Thank your for your comment. To address your previous comment, no, I don't believe I'm his "favorite person". We do, however, communicate every day via text and Snapchat. With that being said, he's usually the first to initiate. So, I suppose I could say that I am a "favorite person" but perhaps not the "favorite person".

To address your second comment, it's not necessary for us to arrange time for us to see other people, as we are not a couple.
 
Confusedandanxious

Confusedandanxious

Well-known member
Joined
May 5, 2019
Messages
467
Location
Uk
On the days he doesnt text you, have you thought that maybe he is seeing if you will text him first?

I just know that if I was texting first all of the time, I would stop to see if they would text me and if they didnt, I'd assume they weren't as interested. (Due to my bpd style thinking, I'd never text them again unless they text me.) He is still texting you though so he obviously likes you enough to be the first to text every time.


Im guessing this is like a friends with benefit type thing?
What I would do is have a discussion with him. explaining that you are developing feelings and would like to continue how things are, on the condition that you are mutually exclusive.
If he cannot do that, then I think youd have to put a stop to it all for the sake of your feelings.
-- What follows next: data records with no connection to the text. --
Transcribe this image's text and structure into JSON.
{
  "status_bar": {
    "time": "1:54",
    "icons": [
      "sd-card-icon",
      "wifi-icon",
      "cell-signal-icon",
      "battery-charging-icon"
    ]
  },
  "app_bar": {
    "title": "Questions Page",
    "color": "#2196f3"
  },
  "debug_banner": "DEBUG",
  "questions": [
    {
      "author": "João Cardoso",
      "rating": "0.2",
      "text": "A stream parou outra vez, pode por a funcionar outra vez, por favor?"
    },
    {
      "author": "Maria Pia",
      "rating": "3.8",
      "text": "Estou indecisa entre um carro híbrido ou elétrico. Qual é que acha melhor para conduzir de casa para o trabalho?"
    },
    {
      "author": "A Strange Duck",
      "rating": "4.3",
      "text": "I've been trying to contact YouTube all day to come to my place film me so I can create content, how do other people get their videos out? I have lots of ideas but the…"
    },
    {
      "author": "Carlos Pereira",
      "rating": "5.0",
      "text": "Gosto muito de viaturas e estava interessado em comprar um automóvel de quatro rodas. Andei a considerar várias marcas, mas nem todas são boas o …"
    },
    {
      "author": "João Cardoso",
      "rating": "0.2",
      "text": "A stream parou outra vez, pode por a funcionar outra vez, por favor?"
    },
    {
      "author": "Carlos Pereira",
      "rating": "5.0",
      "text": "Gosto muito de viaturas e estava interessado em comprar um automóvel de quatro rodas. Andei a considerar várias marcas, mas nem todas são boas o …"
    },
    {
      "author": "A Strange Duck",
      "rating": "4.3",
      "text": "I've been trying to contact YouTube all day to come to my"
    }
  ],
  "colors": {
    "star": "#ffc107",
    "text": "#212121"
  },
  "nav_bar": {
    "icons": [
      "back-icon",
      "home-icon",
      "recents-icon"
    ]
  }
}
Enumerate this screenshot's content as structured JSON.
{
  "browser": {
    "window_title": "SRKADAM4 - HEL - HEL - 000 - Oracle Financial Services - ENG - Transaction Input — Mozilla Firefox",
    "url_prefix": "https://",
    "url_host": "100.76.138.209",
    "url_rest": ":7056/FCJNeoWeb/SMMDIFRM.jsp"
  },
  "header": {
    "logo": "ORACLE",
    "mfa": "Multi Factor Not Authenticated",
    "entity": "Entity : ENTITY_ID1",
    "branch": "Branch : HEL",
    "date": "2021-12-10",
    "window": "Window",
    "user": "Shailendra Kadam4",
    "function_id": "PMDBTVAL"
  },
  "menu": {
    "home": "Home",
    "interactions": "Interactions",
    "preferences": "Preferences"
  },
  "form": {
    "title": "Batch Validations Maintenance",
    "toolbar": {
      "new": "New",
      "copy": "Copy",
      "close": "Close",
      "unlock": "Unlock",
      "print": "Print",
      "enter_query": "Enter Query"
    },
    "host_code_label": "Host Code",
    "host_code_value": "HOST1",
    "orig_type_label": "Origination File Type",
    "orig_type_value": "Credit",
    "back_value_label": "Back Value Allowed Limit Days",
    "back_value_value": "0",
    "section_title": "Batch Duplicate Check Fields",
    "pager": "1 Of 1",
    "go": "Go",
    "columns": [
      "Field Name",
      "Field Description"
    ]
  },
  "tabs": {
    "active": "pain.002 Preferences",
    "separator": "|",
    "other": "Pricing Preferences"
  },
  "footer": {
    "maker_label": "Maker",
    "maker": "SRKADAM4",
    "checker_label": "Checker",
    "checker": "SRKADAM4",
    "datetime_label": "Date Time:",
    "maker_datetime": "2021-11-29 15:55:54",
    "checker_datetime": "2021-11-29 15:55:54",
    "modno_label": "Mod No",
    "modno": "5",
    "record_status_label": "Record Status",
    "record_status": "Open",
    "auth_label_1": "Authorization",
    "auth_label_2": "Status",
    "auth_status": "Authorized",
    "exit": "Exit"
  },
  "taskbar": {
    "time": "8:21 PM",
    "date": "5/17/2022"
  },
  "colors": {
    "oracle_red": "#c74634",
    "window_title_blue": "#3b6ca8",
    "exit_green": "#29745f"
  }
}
He may be speaking to others, for the sake of his own feelings incase it turns out you're never ready.
He cares enough to not speak to you about this (no mention of his nights out to you), he cares enough to always start the texting, he cares enough to ignore everybody else he talks to while he is with you. Spending the night at his and only cuddling and falling asleep says a lot too.

I think a talk could possibly ease a lot of your worries.